Our Mission
The Utica College English major, part of a college curriculum that successfully trains students for careers in various professions, partakes of that professional outlook in ways that traditional English departments in liberal arts colleges do not. Through detailed advising guides, the English major prepares students for rewarding careers in elementary, secondary, or English as a Second Language teaching, law, government civil service, or technical writing. Students may also pursue undergraduate research under the supervision of individual faculty members in preparation for the rigors of graduate study.

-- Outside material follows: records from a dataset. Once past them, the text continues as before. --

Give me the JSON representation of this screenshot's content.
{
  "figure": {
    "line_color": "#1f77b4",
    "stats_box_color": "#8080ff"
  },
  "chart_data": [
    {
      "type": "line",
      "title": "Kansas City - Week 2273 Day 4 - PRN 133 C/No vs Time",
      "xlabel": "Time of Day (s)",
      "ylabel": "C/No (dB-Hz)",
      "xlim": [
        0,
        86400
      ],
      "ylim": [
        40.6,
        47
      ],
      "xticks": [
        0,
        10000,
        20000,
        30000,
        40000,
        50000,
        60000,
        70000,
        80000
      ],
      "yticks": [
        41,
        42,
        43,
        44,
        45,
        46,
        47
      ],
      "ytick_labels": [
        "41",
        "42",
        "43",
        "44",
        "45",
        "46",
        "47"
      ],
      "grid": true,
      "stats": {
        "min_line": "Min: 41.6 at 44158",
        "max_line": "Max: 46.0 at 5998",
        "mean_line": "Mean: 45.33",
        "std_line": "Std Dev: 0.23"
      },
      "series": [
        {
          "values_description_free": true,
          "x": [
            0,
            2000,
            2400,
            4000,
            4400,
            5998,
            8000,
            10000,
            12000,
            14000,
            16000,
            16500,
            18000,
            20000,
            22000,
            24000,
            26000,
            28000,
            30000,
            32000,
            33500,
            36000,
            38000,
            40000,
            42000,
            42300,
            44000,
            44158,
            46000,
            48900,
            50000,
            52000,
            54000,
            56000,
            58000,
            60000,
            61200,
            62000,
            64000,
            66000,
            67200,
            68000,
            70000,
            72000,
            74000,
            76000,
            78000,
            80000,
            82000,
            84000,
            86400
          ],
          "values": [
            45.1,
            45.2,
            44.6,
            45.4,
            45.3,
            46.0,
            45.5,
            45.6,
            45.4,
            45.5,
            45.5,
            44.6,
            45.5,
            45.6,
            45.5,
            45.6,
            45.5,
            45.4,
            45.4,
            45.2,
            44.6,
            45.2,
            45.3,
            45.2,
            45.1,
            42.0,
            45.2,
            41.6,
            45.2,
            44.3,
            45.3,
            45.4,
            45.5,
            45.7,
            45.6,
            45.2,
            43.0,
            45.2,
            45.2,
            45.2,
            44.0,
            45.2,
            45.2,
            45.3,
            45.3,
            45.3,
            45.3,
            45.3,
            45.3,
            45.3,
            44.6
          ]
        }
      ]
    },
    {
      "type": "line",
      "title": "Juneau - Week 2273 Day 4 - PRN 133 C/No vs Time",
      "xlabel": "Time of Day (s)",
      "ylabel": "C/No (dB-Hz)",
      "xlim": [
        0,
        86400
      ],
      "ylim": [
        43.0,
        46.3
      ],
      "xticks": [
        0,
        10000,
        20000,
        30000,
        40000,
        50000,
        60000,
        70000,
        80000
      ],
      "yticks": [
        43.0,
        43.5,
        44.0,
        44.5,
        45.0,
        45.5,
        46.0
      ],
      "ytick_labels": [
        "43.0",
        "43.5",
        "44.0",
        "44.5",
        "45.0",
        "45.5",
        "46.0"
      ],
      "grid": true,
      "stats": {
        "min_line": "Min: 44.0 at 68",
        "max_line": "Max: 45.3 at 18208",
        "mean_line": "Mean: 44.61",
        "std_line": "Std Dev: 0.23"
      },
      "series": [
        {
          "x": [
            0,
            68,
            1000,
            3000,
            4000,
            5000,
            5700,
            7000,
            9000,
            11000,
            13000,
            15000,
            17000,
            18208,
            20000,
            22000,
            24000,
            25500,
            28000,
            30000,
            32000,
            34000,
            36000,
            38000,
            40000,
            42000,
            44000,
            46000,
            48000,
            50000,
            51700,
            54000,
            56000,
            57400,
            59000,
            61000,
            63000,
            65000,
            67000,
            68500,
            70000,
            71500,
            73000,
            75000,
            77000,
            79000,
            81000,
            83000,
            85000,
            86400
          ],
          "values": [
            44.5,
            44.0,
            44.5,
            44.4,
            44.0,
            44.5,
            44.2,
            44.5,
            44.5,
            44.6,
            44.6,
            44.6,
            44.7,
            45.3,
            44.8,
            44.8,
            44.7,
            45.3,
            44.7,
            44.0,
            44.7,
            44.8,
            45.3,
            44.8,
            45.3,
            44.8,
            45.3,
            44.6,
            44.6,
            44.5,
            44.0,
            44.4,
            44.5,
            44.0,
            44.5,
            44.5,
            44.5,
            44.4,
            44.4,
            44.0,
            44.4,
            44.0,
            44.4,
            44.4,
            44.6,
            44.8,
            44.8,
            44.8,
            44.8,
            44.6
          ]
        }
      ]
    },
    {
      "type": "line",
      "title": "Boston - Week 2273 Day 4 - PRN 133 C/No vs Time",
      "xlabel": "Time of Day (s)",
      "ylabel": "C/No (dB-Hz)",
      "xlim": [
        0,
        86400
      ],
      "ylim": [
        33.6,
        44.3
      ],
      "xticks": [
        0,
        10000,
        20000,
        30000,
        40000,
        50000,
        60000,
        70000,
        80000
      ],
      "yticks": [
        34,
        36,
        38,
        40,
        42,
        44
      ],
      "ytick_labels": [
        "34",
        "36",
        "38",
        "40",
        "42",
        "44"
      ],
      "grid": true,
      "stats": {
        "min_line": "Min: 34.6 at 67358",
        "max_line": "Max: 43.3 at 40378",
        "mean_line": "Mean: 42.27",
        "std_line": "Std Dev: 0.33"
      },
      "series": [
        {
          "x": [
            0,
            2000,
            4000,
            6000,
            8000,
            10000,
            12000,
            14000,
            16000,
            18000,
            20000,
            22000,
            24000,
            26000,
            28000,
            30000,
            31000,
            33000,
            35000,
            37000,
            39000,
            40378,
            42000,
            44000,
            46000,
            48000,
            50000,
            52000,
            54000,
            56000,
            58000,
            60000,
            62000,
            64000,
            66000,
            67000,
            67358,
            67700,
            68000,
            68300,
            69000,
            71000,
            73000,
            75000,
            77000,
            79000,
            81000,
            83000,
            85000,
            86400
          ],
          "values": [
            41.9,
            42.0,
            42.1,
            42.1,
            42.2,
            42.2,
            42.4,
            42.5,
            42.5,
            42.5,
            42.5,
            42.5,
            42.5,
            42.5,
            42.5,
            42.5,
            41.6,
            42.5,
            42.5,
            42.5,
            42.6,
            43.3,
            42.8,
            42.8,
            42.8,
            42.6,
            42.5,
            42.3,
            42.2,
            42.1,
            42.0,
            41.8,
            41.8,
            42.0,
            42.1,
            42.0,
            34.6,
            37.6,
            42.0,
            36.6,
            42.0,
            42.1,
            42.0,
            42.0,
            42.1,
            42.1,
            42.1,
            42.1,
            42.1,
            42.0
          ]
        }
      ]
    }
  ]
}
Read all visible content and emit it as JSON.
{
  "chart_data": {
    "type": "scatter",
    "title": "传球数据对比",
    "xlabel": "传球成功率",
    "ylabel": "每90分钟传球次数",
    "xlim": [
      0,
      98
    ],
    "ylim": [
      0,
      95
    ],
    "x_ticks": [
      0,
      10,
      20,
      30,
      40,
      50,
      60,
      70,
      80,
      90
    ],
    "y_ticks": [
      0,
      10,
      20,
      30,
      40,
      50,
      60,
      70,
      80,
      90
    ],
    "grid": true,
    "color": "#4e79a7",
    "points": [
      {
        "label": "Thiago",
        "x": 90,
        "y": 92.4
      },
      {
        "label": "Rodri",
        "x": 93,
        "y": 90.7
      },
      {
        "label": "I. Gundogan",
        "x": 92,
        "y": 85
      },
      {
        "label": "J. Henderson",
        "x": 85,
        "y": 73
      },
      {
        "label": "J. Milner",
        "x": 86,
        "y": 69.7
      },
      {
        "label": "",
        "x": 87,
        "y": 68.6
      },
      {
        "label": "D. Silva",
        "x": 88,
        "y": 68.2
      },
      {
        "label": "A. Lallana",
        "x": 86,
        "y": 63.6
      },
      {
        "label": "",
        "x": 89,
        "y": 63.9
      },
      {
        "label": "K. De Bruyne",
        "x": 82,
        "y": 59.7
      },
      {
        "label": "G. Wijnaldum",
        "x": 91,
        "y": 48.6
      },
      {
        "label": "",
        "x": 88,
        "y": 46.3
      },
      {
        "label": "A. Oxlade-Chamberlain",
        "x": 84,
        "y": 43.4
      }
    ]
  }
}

But the English department also recognizes that a growing portion of the work force will not on graduation be entering narrowly specific professional areas. By teaching high-level communication, social, and reasoning skills, the Utica College English department prepares students to be the creative, idea-generating managers and executives, who are, according to the
New York Review of Books, the fastest growing segment of the modern economy. Because of this training, graduates of the English major at Utica College are not locked into specific career paths.
The English major fosters this creativity through a broad range of courses in literature, writing, and language. Our graduates are rigorous analysts of facts and concepts, insightful readers of a wide range of texts, and creative generators of ideas. Through its alumni newsletter,
The Spectator, the department maintains an extensive alumni network composed of secondary and college teachers and professionals in fields such as journalism, law, and business.
Outside the classroom, students combine their practical and creative abilities to produce
The Ampersand, the college's art and literary magazine, and to organize events for the Harold Frederic English Society. They meet writers at the college's reading series and lunch with them, they may travel to London, where they engage in independent study, and honors students produce and present the results of a year-long research project of their own design.
With a faculty equally committed to excellence in teaching and research, the department is particularly well-suited to infuse students with this creative power. The department is distinctive in its range of scholarly interests, from Old English onomastics to Sephardi-American literature, from working-class women's fiction to upstate New York literature, from aesthetic criticism to cultural studies.